I don’t have the time or bandwidth to look over those numbers right now, but I will try to do so later. I’m also bound by the VRWC to point out a different source with different numbers.
Gatt:
I don’t think your different source means what you think it means. It underscores the point that abstinence-only education is ineffective. The only possible point you might have in pointing out that study is to point out that “other” types of sex education or no more effective, but without knowing what sort of sex education the control group was exposed to, we can’t make that sort of judgment.

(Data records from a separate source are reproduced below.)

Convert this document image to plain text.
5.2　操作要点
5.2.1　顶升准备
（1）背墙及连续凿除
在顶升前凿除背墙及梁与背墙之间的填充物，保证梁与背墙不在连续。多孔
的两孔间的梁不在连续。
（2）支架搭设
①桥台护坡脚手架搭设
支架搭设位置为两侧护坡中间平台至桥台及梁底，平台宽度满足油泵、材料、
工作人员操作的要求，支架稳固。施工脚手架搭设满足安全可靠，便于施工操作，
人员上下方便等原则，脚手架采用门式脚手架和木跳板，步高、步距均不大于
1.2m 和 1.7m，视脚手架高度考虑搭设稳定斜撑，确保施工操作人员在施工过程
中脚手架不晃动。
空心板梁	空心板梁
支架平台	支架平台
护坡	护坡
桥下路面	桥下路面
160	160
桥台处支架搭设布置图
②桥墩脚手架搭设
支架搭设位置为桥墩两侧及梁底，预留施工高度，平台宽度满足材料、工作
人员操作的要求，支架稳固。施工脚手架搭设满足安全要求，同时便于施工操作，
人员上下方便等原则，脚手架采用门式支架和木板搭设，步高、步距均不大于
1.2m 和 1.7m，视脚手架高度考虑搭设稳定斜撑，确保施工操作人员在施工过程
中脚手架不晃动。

There is no melt down with the selection of Sarah Palin. All of the silliness you listed above is just tabloid material. For starters, she was in fact the governor to put an end to the brige to no where project. She has no links (herself) to the AIP. So, get your facts straight! On Earmarks, why would you Dems talk about Earmarks when Barack Hussein Obama, too, benefited from the Earmarks system. I would say that is “HYPOCRISY”! Finally, the issue about the daughter being pregnant. I wish that she would have waited to get pregnanttill she was older, but sometimes kids don’t always listen, do they? The daughter and her boyfriend are going to get married and not have an abortion. And, Sarah will be supportive. That’s the right thing to do. In the end, there isn’t any meltdown with the selection, libs. It is you libs that are afraid of her. She is conservative. She is a fighter. She is a reformer. And, she doesn’t take any bull. That’s exactly what this party needs - a strong conservative Republican woman. Look out Barack Obama and Balding Biden, the GOP is going to win this election.